À l’Auditorium de Lyon, vendredi dernier 14 mars, Yutaka Sado dirigeait avec une précision d’orfèvre l’Orchestre National de Lyon et les 250 choristes coordonnés par le chef de chœur Nicole Corti pour des Carmina Burana de Carl Orff d’une clarté exceptionnelle. Transparence des timbres, équilibre des voix, contrastes saisissants, poésie et parodie, tout concourait à créer par la seule grâce du souffle et du son ces « images magiques » expressément requises par le compositeur dans le sous-titre de l’œuvre. D’emblée, le choc, conforme à l’intention du texte chantant la versatilité de la Fortune, mais aussi la douceur du printemps et des amours, nuances perceptibles grâce à la qualité des percussions, la virtuosité des cordes, le lyrisme de la flûte, la justesse des cuivres. Instrumentistes et choristes sont apparus soudés dans un ensemble impressionnant.
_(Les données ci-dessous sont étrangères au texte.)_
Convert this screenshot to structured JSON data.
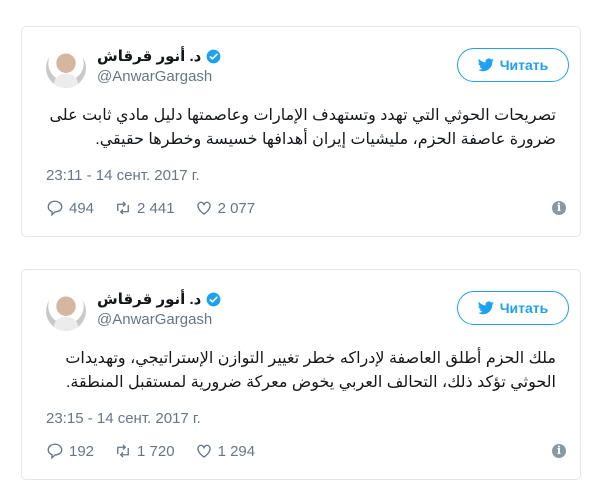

Le baryton norvégien Audun Iversen, dont la voix semble d’abord s’éveiller lentement dans son premier air, « Omnia Sol temperat », est capable justement d’exprimer la vaillance et la fragilité : la qualité de la projection s’allie à un sens du verbe, la voix est souple et charpentée à la fois. Apportant une note d’humour burlesque dans le cadre imposant du majestueux ensemble vocal et orchestral, l’excellent ténor irlandais Robin Tritschler compose un cygne d’un grand raffinement vocal (« Olim lacus colueram »), contrastant avec son entrée claudicante en scène, s’offrant même le luxe de s’affaler sur un musicien avant de commencer son air. La troisième soliste, la bien nommée Rosa Feola, met sa voix d’une grande pureté au service des pages les plus lyriques de la partition, suscitant une émotion qui atteint à un sommet dans le superbe « Dulcissime ».
Comme la vie gouvernée par la Fortune changeante, tout semble passer trop vite, mais les images sonores se gravent, vives et incisives, dans la mémoire auditive du public qui applaudit longuement les artistes. [Fabrice Malkani]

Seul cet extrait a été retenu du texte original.